Some Districts Skeptical
The device’s power to support collaboration has also extended to Ridgeview Middle’s staff, many of whom now use Chromebooks and Apps for Education to do joint planning—often in real time, sometimes from the comfort of their own homes.
Some district technology leaders also point to the administrative benefits of going Chromebook. The devices boot up quickly, have a long battery life, are easy to update, and are not prone to malware and viruses.
Because they provide storage on the cloud, there is less file-management and other back-end administrative work for district technology staff.
“It makes a huge difference,” said Donna G. Teuber, the team leader for technology integration in the 27,300-student Richland 2 school district in South Carolina, which has been fully 1-to-1 with Chromebooks in grades 3-12 since 2013.
“When you go in for classroom observations, learning is happening because people aren’t worrying about technology,” she said.
Despite such rave reviews, though, some districts, including Montgomery County’s neighbor to the north, remain hesitant.
Earlier this year, the Baltimore County school system contracted to lease 150,000 new digital devices for students and staff over the next seven years, at a total cost of $205 million.
After a series of conversations with students, teachers, and others, the 110,000-student system wrote its request for proposals in such a way that essentially excluded Chromebooks from consideration.
“One thing came out loud and clear,” said Mr. Imbriale, the Baltimore County administrator. “They wanted a device that could both function as a full laptop and act as a tablet.”
Furthermore, Mr. Imbriale said, the Baltimore County district wanted to “ensure there was not a massive chasm between the new technology we are bringing in and the thousands and thousands of machines already in the system.” That meant limiting bidders to those using the more-established Windows or iOS operating systems.
Student Privacy Concerns
Infrastructure was also a concern.
“We needed a machine that is still a viable device,” even when not connected to the Internet, he said.
The district ultimately selected the HP Revolve, a new hybrid laptop-tablet.
Those devices will cost the district about $1,100 apiece.
Mr. Collette, the chief technology officer in Montgomery County, acknowledged the concerns about infrastructure, saying that a Chromebook deployment and wireless upgrades are “necessarily intertwined.” The district has already spent $7.5 million on wireless upgrades for its buildings, with plans to spend as much as $14 million more on related modernization efforts. But Mr. Collette was largely dismissive of concerns about shifting to the Chrome operating system, as well as worries about student-data privacy in Apps for Education.

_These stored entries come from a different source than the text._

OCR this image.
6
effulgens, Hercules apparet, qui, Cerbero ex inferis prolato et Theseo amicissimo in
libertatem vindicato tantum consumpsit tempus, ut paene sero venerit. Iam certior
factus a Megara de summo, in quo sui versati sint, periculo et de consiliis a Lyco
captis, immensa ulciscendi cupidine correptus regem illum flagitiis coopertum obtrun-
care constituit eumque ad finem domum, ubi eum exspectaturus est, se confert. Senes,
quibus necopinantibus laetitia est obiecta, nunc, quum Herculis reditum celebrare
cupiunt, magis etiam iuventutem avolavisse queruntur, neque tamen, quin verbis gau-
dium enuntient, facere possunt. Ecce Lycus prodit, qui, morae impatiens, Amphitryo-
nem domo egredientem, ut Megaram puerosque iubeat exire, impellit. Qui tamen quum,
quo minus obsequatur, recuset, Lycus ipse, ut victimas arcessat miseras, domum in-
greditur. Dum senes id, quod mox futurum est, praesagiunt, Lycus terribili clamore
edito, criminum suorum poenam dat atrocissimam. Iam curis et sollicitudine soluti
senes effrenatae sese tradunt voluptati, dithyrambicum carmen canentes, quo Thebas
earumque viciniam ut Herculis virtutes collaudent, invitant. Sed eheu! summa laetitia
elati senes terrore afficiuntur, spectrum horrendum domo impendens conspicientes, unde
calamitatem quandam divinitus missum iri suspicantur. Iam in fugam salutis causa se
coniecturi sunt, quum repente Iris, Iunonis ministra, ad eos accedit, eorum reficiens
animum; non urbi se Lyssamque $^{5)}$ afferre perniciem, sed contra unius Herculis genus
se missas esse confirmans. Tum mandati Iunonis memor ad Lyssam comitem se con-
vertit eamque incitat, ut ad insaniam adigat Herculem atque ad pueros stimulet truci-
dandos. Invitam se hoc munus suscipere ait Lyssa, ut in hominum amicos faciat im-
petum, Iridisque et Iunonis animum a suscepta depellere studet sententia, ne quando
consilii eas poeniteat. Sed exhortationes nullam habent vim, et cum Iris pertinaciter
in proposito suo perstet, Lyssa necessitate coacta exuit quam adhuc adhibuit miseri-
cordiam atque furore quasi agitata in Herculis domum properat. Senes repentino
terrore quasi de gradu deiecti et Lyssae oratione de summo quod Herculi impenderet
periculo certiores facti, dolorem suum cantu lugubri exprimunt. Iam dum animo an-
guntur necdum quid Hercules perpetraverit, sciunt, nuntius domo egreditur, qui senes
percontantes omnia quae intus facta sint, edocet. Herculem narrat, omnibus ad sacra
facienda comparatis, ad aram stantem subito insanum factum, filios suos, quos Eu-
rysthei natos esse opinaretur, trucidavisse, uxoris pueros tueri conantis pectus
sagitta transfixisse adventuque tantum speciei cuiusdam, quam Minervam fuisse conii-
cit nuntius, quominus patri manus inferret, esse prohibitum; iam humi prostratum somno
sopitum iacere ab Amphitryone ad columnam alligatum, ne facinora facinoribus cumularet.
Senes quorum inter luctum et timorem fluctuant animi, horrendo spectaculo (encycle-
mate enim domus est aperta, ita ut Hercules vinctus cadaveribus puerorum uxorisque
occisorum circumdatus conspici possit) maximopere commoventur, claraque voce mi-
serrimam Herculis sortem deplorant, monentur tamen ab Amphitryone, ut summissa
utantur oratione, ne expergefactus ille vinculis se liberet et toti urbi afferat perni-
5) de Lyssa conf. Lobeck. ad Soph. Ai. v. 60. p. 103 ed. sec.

Earlier this year, Google acknowledged it had been scanning and indexing for advertising purposes the contents of student emails sent using the application, a practice the company says it has since stopped. But it remains unclear whether Google is continuing to data-mine student emails for other commercial purposes.
“It’s the bogeyman of the moment,” Mr. Collette said.
The numbers suggest that many in K-12 education are similarly nonplussed by such concerns.
More than 729,000 Chromebooks were sold to K-12 schools in the United States in the second quarter of this year, according to Futuresource Consulting.
With common core and other online assessments becoming a permanent part of the landscape and district budgets remaining tight, that number is likely to continue growing, the analysts predicted.
Ms. Wilson of the One-to-One Institute agreed.
“The Chromebook is cost-effective, it allows for a lot of multi-tasking, and it can be a creation and content-production device,” she said. “A lot of districts are moving in that direction.”